Read This Week’s Passage: Hebrews 8:7–12
Do definitions matter? Hand out a sheet of paper to a hundred Christians and ask them what their definition of the new covenant is. You are likely to get close to that many different answers, and that is from those who even attempt an answer. Ask a hundred theologians to define the new covenant and you will likely get a much higher percentage who attempt an answer, but nearly the same percentage of disparity in their answers. Some books written about the covenants do not even attempt to define the new covenant; the authors apparently assume their readers know what the new covenant is. Do you know what it is? Before you proceed further, why not grab a sheet of paper and write down your own definition of the new covenant.

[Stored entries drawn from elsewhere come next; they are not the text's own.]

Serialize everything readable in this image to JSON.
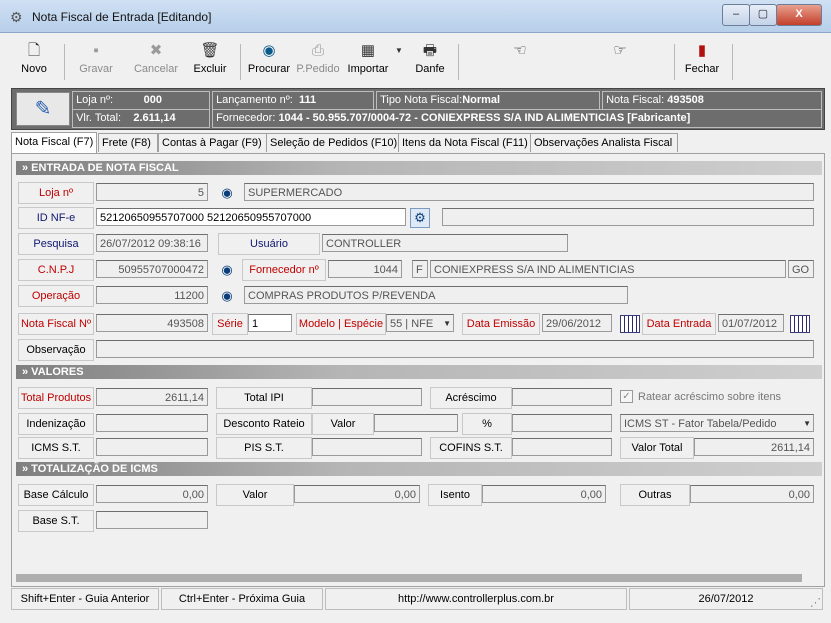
{
  "window": {
    "title": "Nota Fiscal de Entrada [Editando]",
    "min": "–",
    "max": "▢",
    "close": "X"
  },
  "toolbar": {
    "novo": "Novo",
    "gravar": "Gravar",
    "cancelar": "Cancelar",
    "excluir": "Excluir",
    "procurar": "Procurar",
    "ppedido": "P.Pedido",
    "importar": "Importar",
    "danfe": "Danfe",
    "fechar": "Fechar"
  },
  "header": {
    "loja_label": "Loja nº:",
    "loja_value": "000",
    "vlr_label": "Vlr. Total:",
    "vlr_value": "2.611,14",
    "lanc_label": "Lançamento nº:",
    "lanc_value": "111",
    "tipo_label": "Tipo Nota Fiscal:",
    "tipo_value": "Normal",
    "nota_label": "Nota Fiscal:",
    "nota_value": "493508",
    "forn_label": "Fornecedor:",
    "forn_value": "1044 - 50.955.707/0004-72 - CONIEXPRESS S/A IND ALIMENTICIAS [Fabricante]"
  },
  "tabs": [
    "Nota Fiscal (F7)",
    "Frete (F8)",
    "Contas à Pagar (F9)",
    "Seleção de Pedidos (F10)",
    "Itens da Nota Fiscal (F11)",
    "Observações Analista Fiscal"
  ],
  "entrada": {
    "section": "» ENTRADA DE NOTA FISCAL",
    "loja_label": "Loja nº",
    "loja_value": "5",
    "loja_name": "SUPERMERCADO",
    "idnfe_label": "ID NF-e",
    "idnfe_value": "52120650955707000 52120650955707000",
    "pesquisa_label": "Pesquisa",
    "pesquisa_value": "26/07/2012 09:38:16",
    "usuario_label": "Usuário",
    "usuario_value": "CONTROLLER",
    "cnpj_label": "C.N.P.J",
    "cnpj_value": "50955707000472",
    "fornecedor_label": "Fornecedor nº",
    "fornecedor_value": "1044",
    "fornecedor_tipo": "F",
    "fornecedor_name": "CONIEXPRESS S/A IND ALIMENTICIAS",
    "fornecedor_uf": "GO",
    "operacao_label": "Operação",
    "operacao_value": "11200",
    "operacao_name": "COMPRAS PRODUTOS P/REVENDA",
    "nf_label": "Nota Fiscal Nº",
    "nf_value": "493508",
    "serie_label": "Série",
    "serie_value": "1",
    "modelo_label": "Modelo | Espécie",
    "modelo_value": "55 | NFE",
    "emissao_label": "Data Emissão",
    "emissao_value": "29/06/2012",
    "entrada_label": "Data Entrada",
    "entrada_value": "01/07/2012",
    "obs_label": "Observação",
    "obs_value": ""
  },
  "valores": {
    "section": "» VALORES",
    "total_produtos_label": "Total Produtos",
    "total_produtos_value": "2611,14",
    "total_ipi_label": "Total IPI",
    "total_ipi_value": "",
    "acrescimo_label": "Acréscimo",
    "acrescimo_value": "",
    "ratear_label": "Ratear acréscimo sobre itens",
    "indenizacao_label": "Indenização",
    "indenizacao_value": "",
    "desconto_label": "Desconto Rateio",
    "valor_label": "Valor",
    "valor_value": "",
    "pct_label": "%",
    "pct_value": "",
    "icms_opt": "ICMS ST - Fator Tabela/Pedido",
    "icmsst_label": "ICMS S.T.",
    "icmsst_value": "",
    "pisst_label": "PIS S.T.",
    "pisst_value": "",
    "cofins_label": "COFINS S.T.",
    "cofins_value": "",
    "valor_total_label": "Valor Total",
    "valor_total_value": "2611,14"
  },
  "icms": {
    "section": "» TOTALIZAÇÃO DE ICMS",
    "base_label": "Base Cálculo",
    "base_value": "0,00",
    "valor_label": "Valor",
    "valor_value": "0,00",
    "isento_label": "Isento",
    "isento_value": "0,00",
    "outras_label": "Outras",
    "outras_value": "0,00",
    "basest_label": "Base S.T.",
    "basest_value": ""
  },
  "status": {
    "anterior": "Shift+Enter - Guia Anterior",
    "proxima": "Ctrl+Enter - Próxima Guia",
    "url": "http://www.controllerplus.com.br",
    "date": "26/07/2012"
  }
}
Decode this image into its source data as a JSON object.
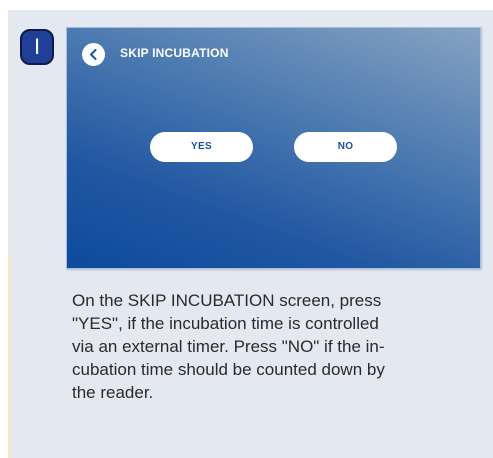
{
  "step": {
    "letter": "I"
  },
  "screen": {
    "title": "SKIP INCUBATION",
    "yes_label": "YES",
    "no_label": "NO",
    "back_icon": "chevron-left-icon"
  },
  "instructions": {
    "lines": [
      "On the SKIP INCUBATION screen, press",
      "\"YES\", if the incubation time is controlled",
      "via an external timer. Press \"NO\" if the in-",
      "cubation time should be counted down by",
      "the reader."
    ]
  },
  "colors": {
    "card_background": "#e4e8f1",
    "badge_fill": "#1f3f98",
    "screen_gradient_light": "#86a3c2",
    "screen_gradient_dark": "#0d4a9d",
    "button_text": "#1b4f9c"
  }
}
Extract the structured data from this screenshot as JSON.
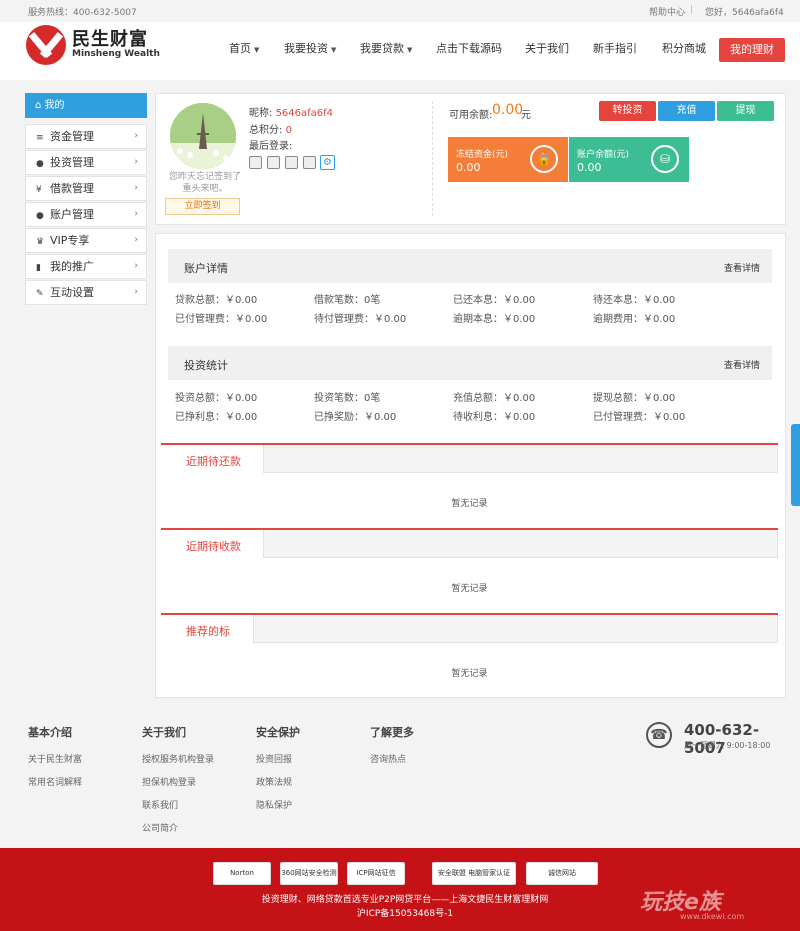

Most books on the covenants focus primarily on the old and new covenants. A vast majority of scholars agree that the old covenant is the covenant made with Israel at Sinai, together with its law. But when it comes to defining the new covenant, it seems as though most Christians are nonplussed. Those who do attempt a definition generally include references to one or more of the following: Jesus, His death and resurrection, the gospel, grace, love, the Holy Spirit, the law written on the heart, and so forth. Some define the new covenant in terms of how it is different from the Sinai covenant and its laws, i.e., defining it in in terms of what it is not rather than to what it is.
Our lesson this week focuses on a two-dimensional definition of the new covenant. We cannot decode the covenants without understanding both dimensions.